The final panel of the day, after lunch, focussed on the impact that contemporary concerns with and debates about, security have on citizenship in Europe.  Thomas Diez, from the University of Birmingham, in his paper ‘Traditions of Citizenship and the Securitisation of Migration’ pointed out that It is often argued that European integration, globalisation and the increasing flow of migrants has changed citizenship practices in Europe. By looking at the cases of Germany and the UK, the paper took the opposite view and argued that established citizenship discourses still have an impact on policies regarding immigration. The starting point of the paper was the observation that migration has been securitised after 9-11 in different ways in the public discourses of the two countries: While in Germany, the traditional securitisation of a “politics of exception” prevailed, at least the parliamentary debate in the UK was much more focused on securitisation as the “politics of unease”. While there are some coincidental factors that play a role in accounting for this difference, it was argued that different citizenship traditions lead to different conceptions of who counts as “foreign”, and therefore have imposed different constraints on the debate on a public policy level, while the same cannot be said about the broader public discourse.

Emily Pia’s (University of Birmingham) paper, ‘The Migrant and the Political: De-securitisation and Hospitality’ sought to open up political space and discourse for the de-securitisation of migration.  The paper presented an examination of the political implications of Derrida’s concept of hospitality in relation to migration. It began by examining the tragic and aporetic experience of hospitality in both politics and ethics.  The paper then went on to  present the subject of decision and responsibility within desecuritised discourses of migration, which could transform the political realm by keeping it open and welcoming for the other.

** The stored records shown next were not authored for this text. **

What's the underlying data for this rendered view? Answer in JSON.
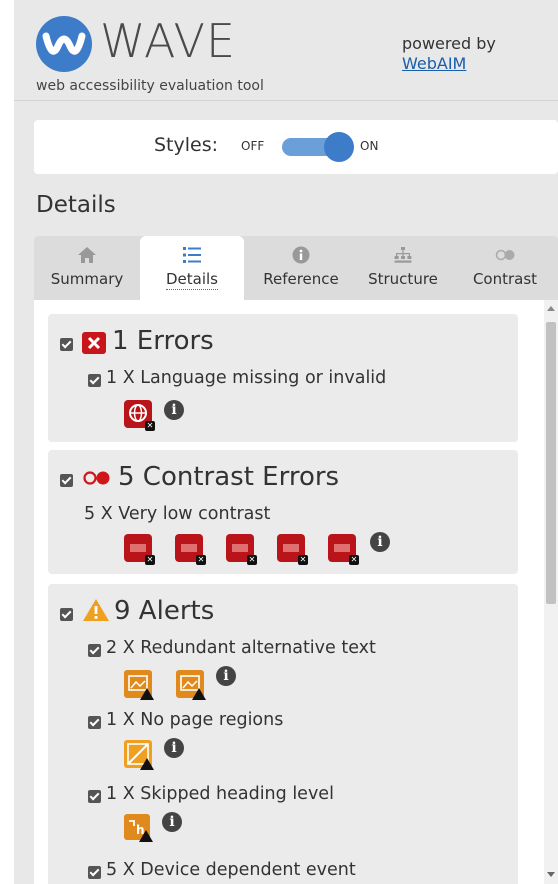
{
  "header": {
    "title": "WAVE",
    "subtitle": "web accessibility evaluation tool",
    "powered_by": "powered by",
    "webaim_link": "WebAIM"
  },
  "styles_toggle": {
    "label": "Styles:",
    "off": "OFF",
    "on": "ON",
    "state": "on"
  },
  "details_heading": "Details",
  "tabs": [
    {
      "label": "Summary",
      "icon": "home-icon",
      "active": false
    },
    {
      "label": "Details",
      "icon": "list-icon",
      "active": true
    },
    {
      "label": "Reference",
      "icon": "info-icon",
      "active": false
    },
    {
      "label": "Structure",
      "icon": "sitemap-icon",
      "active": false
    },
    {
      "label": "Contrast",
      "icon": "contrast-icon",
      "active": false
    }
  ],
  "sections": {
    "errors": {
      "title": "1 Errors",
      "items": [
        {
          "text": "1 X Language missing or invalid",
          "count": 1
        }
      ]
    },
    "contrast": {
      "title": "5 Contrast Errors",
      "items": [
        {
          "text": "5 X Very low contrast",
          "count": 5
        }
      ]
    },
    "alerts": {
      "title": "9 Alerts",
      "items": [
        {
          "text": "2 X Redundant alternative text",
          "count": 2
        },
        {
          "text": "1 X No page regions",
          "count": 1
        },
        {
          "text": "1 X Skipped heading level",
          "count": 1
        },
        {
          "text": "5 X Device dependent event",
          "count": 5
        }
      ]
    }
  },
  "colors": {
    "accent_blue": "#3d7cc9",
    "error_red": "#b8141a",
    "alert_orange": "#e08a1e"
  }
}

Daniel Wunderlich, from the University of Sheffield, in his paper, ‘Patterns of Securitisation and Europeanisation in News Coverage on Immigration: empirical findings, theoretical clarifications’ attempted to trace patterns of securitisation empirically via framing analysis of media coverage. In a comparative approach, the reportage on the mass attempts to enter Ceuta and Melilla in the late summer of 2005 was analysed in Spanish, British and French broadsheets. Through the means of framing and claims analysis, this examined if Europeanised patterns are discernible. The central argument was that while securitisation occurred, it largely depended on the institutional context in which the discourse was situated. Spanish party politics securitised immigration in their struggles over electoral popularity. Immigration herein becomes linked to stigmatised actors, in this case Spain’s traditional other, Morocco. While patterns of Europeanisation are discernible, it was argued that a shared system of meaning is not spread evenly among the different public spheres; rather geographical proximity and organisational concern play an important role. Though further clarification is needed on this point, it was suggested that it becomes clear that the EU has established itself as a common frame of reference as well as a claims maker, forum and addressee alongside national governments in the area of migration policy.  The paper argued that a similar hierarchy of security dimensions was transnationally discernible and that the overall impression is that although securitisation occurred in the news coverage of the events, it was not as complex and multi-faceted as the theory suggests.  The paper concluded that although the qualitative stand of frame analysis is a helpful device in this quest, it becomes apparent that it needs a firm methodological base and to be complemented with contextual information.